A quarentena

Uma crônica sobre as dificuldades do cotidiano e esperanças em meio à pandemia
20/06/2020

Ouvi dizer que ficar trancada em casa com o marido já deu mais separação do que dá conta a capa da Caras. A quarentena já deu mais brigas de vizinhos do que sapo em brejo. Sim, aquela senhora ranzinza do primeiro andar não tem mais nada para fazer além de reclamar das crianças que existem no bairro, no prédio, que quem pariu Mateus que o balance e por aí vai. Nunca houve tantas reclamações dos pais com as escolas dos filhos, que mandam muito material que demanda ajuda dos adultos, ou que não mandam material para ajudar os adultos, ou que fazem live, ou que não fazem live. A turma do trabalho nunca reclamou tanto com a empresa, que quer que você trabalhe em casa, fazendo live com os filhos, atendendo a vizinha ranzinza e discutindo a louça com quem sujou — ou sujando a louça de quem lavou. E, no meio, o cliente telefona. E seu filho está no penico, e chamando. Desculpe, tenho filhos. Imagina, eu também, eu entendo (e onde catzo eles estão agora?!).

E além da escola, da vizinha, da louça e do penico, do cotidiano todo, do trabalho e da vida, têm as coisas graves. As notícias que chegam pelo computador, televisão, telefone, embaixo da porta, até pela janela. Gritos abafados ao longe, e lembramos dos perigos do aumento da violência para aquelas que não podem sair. Para as crianças que não podem falar. O desemprego. O desespero. A desesperança. O desamparo.

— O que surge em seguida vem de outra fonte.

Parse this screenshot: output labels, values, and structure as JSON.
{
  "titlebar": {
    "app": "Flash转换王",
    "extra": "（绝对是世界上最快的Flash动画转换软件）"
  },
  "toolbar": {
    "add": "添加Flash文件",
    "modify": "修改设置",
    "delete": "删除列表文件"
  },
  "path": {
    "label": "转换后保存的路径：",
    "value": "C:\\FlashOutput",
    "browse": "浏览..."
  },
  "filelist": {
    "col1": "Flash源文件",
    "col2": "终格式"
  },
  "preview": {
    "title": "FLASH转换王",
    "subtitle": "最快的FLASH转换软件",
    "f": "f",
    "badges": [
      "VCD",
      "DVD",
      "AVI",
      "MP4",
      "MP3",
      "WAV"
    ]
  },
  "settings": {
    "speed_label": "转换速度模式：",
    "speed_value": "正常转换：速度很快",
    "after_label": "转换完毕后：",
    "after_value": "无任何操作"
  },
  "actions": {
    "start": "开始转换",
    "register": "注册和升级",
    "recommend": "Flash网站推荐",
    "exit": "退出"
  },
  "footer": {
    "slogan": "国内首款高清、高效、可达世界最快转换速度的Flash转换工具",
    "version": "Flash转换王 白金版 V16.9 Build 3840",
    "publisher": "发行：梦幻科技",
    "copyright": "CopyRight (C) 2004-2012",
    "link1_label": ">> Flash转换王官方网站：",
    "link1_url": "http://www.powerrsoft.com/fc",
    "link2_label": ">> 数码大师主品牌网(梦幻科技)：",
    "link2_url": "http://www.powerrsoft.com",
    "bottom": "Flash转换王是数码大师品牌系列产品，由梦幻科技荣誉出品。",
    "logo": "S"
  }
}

E temos também o poder, a política, os polos, as fakes, generais, capitão, um cabo e um soldado. Invadirão?

E o coronavírus. Sem antivírus. Habemus vacina? Remédio, cura? ¿Hai respiradores, vagas?

Tem tudo isso. E não tem. E dá aquele aperto, cansaço, temor. Mas é preciso dizer, há também o amor.

Escutei que muitos namorados estão passando a quarentena juntos, e estão se conhecendo, e já agora moram juntos. E estão até esquecidos de lá fora. Vi notícias de que muitos vizinhos estão se ajudando, e antes não se conheciam, nem queriam se conhecer. Vários dias o morador do 22 deixa alguma entrega aqui na minha porta, e na porta do 72, e do 81. Alguns vizinhos avisam que estão recolhendo doações, pois vão doar aqui e ali. Muito bom, aproveitamos para tirar as roupas que estão lá no fundão, sem vestir ninguém. Ah, não se pode esquecer da escola. Se comprometeram a não reduzir os salários de ninguém, e a acolher as famílias que perderam suas rendas. E mandaram um cardápio de brincadeiras! E de livros, e com músicas. E criaram canais, se desafiaram, apostaram. E, no meio de tudo isso, um avô que nunca cozinhou, nem lavou, só fatiou e beliscou, resolveu juntar a farinha, a manteiga, e amassar a massa, e a fazer bolacha. E achar, ainda por cima, nisso tudo, graça!

A onda vem, é dura, é alta, mas passa. Vai passar. Esperamos, contudo, que algumas novidades venham para ficar.

Mariana K. Kruchin

Socióloga e advogada especializada em Terceiro Setor, mestre em Sociologia Jurídica.